Being a .45 junkie I have accumulated numerous mags over the years and I agree with you, to a point. The Wilson's, while pricey, work as advertised, the Colts and most military contracts, likewise. I have had good luck with the inexpensive SS mags from CDNN, advertised as Mitchells, made for Kimber etc. For under $10. Of course, you have to screw the base pad on yourself. Steel follower. I don't own an alloy frame .45 (yet) so that's not an issue.

11:08 AM  
Anonymous Anonymous said...

well written article. I have heard the same advice from you over on tfl before. I've been happy with my Wilson 47Ds so far. -bp78

11:31 AM  
Anonymous Anonymous said...

I agree with most of what was said but I have to add that I just bought 2 Wilson mags for my Dan Wesson/CZ 1911 in 10mm and they started choking after the 4th or 5th round every time.
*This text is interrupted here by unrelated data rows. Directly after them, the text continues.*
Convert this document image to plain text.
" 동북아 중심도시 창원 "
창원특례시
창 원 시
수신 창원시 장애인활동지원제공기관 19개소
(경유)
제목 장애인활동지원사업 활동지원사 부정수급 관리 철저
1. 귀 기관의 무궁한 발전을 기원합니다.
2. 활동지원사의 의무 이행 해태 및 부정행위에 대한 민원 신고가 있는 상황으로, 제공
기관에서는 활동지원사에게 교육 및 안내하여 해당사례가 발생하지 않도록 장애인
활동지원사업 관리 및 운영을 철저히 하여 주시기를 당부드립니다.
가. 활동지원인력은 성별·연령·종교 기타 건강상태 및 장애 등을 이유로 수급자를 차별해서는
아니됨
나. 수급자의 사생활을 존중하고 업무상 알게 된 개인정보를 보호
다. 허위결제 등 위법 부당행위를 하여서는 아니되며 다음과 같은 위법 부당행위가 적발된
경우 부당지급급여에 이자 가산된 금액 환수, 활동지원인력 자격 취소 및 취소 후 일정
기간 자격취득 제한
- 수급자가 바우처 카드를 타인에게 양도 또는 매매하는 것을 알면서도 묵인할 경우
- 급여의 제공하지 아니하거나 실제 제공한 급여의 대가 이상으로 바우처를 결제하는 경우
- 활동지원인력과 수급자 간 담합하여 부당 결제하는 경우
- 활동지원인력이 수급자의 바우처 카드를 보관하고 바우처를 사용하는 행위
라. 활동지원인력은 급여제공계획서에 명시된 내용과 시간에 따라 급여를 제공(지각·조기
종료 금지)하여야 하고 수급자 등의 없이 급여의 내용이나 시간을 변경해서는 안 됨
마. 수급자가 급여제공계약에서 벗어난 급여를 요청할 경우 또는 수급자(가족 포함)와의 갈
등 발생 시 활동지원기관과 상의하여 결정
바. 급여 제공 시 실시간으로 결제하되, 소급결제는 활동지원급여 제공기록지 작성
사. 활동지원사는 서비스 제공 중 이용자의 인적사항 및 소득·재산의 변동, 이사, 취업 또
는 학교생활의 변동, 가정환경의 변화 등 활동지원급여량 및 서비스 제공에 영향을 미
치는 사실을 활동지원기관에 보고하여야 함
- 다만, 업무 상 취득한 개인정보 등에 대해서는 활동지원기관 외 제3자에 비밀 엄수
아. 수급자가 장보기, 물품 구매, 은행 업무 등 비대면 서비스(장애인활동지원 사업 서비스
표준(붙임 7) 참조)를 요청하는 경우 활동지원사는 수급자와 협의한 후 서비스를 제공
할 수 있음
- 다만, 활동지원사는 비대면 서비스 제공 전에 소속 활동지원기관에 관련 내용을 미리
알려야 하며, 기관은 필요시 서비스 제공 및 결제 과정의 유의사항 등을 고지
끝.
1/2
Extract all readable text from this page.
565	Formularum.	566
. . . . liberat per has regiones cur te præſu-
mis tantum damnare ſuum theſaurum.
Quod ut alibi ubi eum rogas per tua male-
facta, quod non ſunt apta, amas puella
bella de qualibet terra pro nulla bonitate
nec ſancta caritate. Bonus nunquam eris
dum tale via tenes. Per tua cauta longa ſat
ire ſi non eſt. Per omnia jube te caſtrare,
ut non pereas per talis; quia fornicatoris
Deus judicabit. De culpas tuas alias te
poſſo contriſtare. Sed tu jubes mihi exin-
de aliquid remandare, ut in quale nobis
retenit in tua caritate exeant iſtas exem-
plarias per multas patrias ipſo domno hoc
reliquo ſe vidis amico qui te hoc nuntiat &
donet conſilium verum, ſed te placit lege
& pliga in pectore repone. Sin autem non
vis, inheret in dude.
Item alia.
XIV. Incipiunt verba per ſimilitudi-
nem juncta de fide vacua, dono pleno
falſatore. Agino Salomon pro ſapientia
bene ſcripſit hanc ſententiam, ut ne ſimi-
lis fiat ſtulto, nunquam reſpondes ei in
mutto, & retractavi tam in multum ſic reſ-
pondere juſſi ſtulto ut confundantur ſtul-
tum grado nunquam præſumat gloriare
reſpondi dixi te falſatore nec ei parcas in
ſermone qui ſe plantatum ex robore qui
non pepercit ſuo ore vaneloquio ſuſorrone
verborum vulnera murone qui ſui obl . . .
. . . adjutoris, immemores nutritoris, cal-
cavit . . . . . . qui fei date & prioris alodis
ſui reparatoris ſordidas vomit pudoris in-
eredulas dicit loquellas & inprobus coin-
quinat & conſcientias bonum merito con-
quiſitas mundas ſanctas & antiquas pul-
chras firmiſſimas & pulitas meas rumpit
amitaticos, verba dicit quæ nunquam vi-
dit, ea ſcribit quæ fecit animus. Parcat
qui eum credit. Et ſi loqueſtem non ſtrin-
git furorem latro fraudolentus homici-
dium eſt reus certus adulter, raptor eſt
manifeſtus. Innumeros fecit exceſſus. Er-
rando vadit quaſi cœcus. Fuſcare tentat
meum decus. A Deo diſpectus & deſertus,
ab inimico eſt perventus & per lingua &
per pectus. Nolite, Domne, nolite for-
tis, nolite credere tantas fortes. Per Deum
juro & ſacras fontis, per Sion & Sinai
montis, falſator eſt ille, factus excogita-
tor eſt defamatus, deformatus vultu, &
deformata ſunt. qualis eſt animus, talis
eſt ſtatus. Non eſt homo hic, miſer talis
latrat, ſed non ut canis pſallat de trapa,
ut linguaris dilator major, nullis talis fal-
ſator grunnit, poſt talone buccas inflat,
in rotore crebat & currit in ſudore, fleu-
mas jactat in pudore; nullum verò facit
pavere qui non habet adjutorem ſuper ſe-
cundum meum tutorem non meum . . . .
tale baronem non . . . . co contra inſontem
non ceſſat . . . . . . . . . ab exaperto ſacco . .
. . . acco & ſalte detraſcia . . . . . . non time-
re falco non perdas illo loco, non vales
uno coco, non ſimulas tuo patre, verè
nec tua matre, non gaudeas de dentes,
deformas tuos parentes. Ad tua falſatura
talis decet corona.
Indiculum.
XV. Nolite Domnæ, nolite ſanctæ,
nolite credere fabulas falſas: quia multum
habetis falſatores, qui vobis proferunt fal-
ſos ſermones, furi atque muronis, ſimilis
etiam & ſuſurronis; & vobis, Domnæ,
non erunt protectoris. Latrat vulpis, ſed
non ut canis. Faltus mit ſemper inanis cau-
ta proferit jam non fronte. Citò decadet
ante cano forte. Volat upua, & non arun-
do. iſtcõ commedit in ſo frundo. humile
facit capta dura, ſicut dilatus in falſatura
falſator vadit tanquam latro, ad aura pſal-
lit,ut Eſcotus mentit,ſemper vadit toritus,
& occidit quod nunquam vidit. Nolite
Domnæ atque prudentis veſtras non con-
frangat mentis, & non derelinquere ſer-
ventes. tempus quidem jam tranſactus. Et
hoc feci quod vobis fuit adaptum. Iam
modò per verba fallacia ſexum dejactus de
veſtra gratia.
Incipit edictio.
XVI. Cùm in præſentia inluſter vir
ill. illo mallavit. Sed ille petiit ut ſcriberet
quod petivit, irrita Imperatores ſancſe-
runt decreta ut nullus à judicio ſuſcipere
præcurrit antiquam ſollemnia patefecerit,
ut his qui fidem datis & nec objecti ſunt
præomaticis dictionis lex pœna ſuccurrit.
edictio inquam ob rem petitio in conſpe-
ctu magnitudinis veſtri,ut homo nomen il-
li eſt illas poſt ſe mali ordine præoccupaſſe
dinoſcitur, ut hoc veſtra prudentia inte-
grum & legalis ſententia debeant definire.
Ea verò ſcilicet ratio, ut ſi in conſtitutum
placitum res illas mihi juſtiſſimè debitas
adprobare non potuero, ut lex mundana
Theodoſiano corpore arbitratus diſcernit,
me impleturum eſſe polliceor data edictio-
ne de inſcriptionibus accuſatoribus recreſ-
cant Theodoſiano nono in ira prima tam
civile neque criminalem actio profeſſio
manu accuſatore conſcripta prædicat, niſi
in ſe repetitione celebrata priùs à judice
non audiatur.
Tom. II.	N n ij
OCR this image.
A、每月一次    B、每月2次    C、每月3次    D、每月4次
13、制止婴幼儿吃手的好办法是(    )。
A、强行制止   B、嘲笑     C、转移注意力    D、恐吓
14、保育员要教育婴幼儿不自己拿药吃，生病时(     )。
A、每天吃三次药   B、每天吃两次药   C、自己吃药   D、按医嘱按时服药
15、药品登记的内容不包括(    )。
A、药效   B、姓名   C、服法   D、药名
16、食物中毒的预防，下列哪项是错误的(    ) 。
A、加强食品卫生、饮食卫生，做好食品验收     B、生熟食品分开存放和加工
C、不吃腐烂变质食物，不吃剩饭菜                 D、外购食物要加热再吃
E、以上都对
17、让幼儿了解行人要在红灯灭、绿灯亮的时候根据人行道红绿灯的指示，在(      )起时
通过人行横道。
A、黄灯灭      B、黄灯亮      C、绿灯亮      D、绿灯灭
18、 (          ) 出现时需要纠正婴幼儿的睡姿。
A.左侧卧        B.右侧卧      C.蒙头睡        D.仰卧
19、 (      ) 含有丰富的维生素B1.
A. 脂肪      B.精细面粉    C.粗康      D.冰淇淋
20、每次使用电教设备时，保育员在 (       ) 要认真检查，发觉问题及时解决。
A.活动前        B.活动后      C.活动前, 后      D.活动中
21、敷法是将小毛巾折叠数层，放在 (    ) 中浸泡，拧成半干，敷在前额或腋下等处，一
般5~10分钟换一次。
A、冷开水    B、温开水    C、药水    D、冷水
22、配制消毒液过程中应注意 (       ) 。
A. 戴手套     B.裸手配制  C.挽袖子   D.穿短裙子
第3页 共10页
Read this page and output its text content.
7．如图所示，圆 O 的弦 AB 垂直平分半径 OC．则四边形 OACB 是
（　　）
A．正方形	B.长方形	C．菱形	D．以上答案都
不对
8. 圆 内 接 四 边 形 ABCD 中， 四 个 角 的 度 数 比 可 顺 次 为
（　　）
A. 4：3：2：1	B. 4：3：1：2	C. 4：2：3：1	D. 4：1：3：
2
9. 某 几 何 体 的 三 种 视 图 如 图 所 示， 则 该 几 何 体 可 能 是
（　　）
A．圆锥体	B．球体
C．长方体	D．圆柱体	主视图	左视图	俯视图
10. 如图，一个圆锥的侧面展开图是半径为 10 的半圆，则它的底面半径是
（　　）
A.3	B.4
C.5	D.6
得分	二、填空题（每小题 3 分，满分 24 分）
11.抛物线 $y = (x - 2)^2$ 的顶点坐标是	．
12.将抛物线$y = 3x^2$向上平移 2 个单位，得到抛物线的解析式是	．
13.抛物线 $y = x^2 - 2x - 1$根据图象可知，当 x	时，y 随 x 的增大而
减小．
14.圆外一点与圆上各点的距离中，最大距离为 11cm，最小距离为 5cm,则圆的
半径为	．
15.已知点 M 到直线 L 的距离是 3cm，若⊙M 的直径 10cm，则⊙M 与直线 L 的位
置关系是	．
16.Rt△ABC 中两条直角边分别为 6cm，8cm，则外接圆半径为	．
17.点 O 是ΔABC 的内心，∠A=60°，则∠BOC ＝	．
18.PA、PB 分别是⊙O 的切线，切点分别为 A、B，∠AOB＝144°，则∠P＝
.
FTF! My metalforms work flawlessly.

2:54 PM  
Anonymous Anonymous said...

I love those Hi-Standard magazines. Never had an issue with them and I don't think twice about dumping them in a hurry.

8:54 AM  
Anonymous Anonymous said...

About five years ago I rediscovered four WW II magazines I had originally loaded up in 1973. While the mags were in good shape, I had found them in a dumpster on base in the late 1960s. Guess what, they all had been fully loaded with military hardball for 33 years and still function flawlessly. Of course I shoot them in guns they were originally made for and not the post war toys.